Ve Mary Celeste´nin kaderi
Bermuda Üçgeni konusunu Mary Celeste´den söz etmeden bitirmek mümkün değildir. Mary Celeste yaklaşık 300 m. boyunda, 282 ton ağırlığında Brigade tipinde bir şilepti. Bulunduğunda tamamen boş olarak yüzüyordu, 4 Aralık 1872´de Dei Gratia´dan yükünü almış ve gelecek ay New York´a ulaşmak için yola çıkmıştı. 7 Kasım´da Cenova limanındaydı, bir hafta sonra da Cebelitarık Boğazı´nı aşmış, onu Dei Gratia´da ilk görenler geminin yüzüşünde bir gariplik olduğunu söylemişlerdi. Ama daha sonra boş olarak bulunduğunda geminin mükemmel durumda olduğu anlaşıldı, sadece filikaları yoktu. Mary Celeste´nin içindekilerin kaybolmasıyla ilgili sayısız öykü vardır, kaptanın tüm yolcuları ve mürettebatı birer birer öldürüp kanını içtikten sonra yeraltı dünyasına gittiği fantazyasına kadar... Ama biz doğal olasılıkları görelim;
1. Mary Celeste, hiçbir zaman Şeytan Üçgeni´ne girmedi. Bulunduğunda Azorlar´la, Portekiz arasında denizde sürükleniyordu.

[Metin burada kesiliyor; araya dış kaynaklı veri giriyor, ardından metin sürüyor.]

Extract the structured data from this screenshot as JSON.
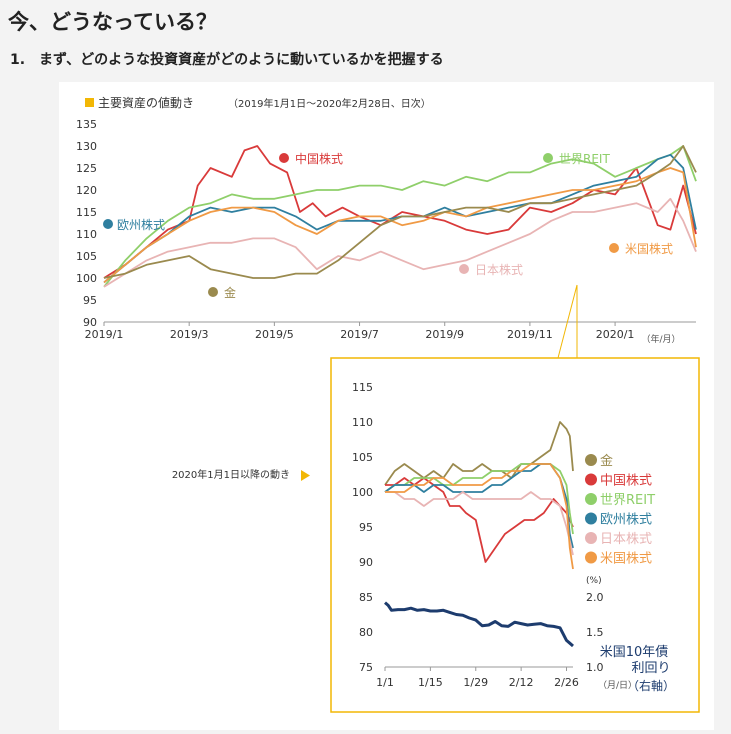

2. Gemi son derece tehlikeli bir mevsimde denize açılmıştı, yolunun üstünde Atlantiğin kış fırtınaları vardı. Büyük bir fırtına ile karşılaşmışlar ve geminin batacağını sanarak filikalara binmişler ve açık denizde kaybolmuşlardı ama gemi batmamıştı
3. Olayın Bermuda Üçgeni ile ilgisi olmadığını bir kez daha anımsatalım. Benzeri kazalar dünyanın her yerinde sayısızdır ve sadece Hint Okyanusu´nda terk edilmiş ve içindeki insanların bulunamadığı yüzlerce gemiye raslanmıştır. Kısacası Mary Celeste, Bermuda Üçgeni´ne takılı bir kulptur.
İşte size Bermuda Şeytan Üçgeni´ne öteki kapıdan bir bakış. Şimdi karar sizin ama bir düşünün, kolay olan efsaneleri yaratmaktır, zor olan ise bilgiye ulaşmaktır hele hele gerekli olan bilgiye...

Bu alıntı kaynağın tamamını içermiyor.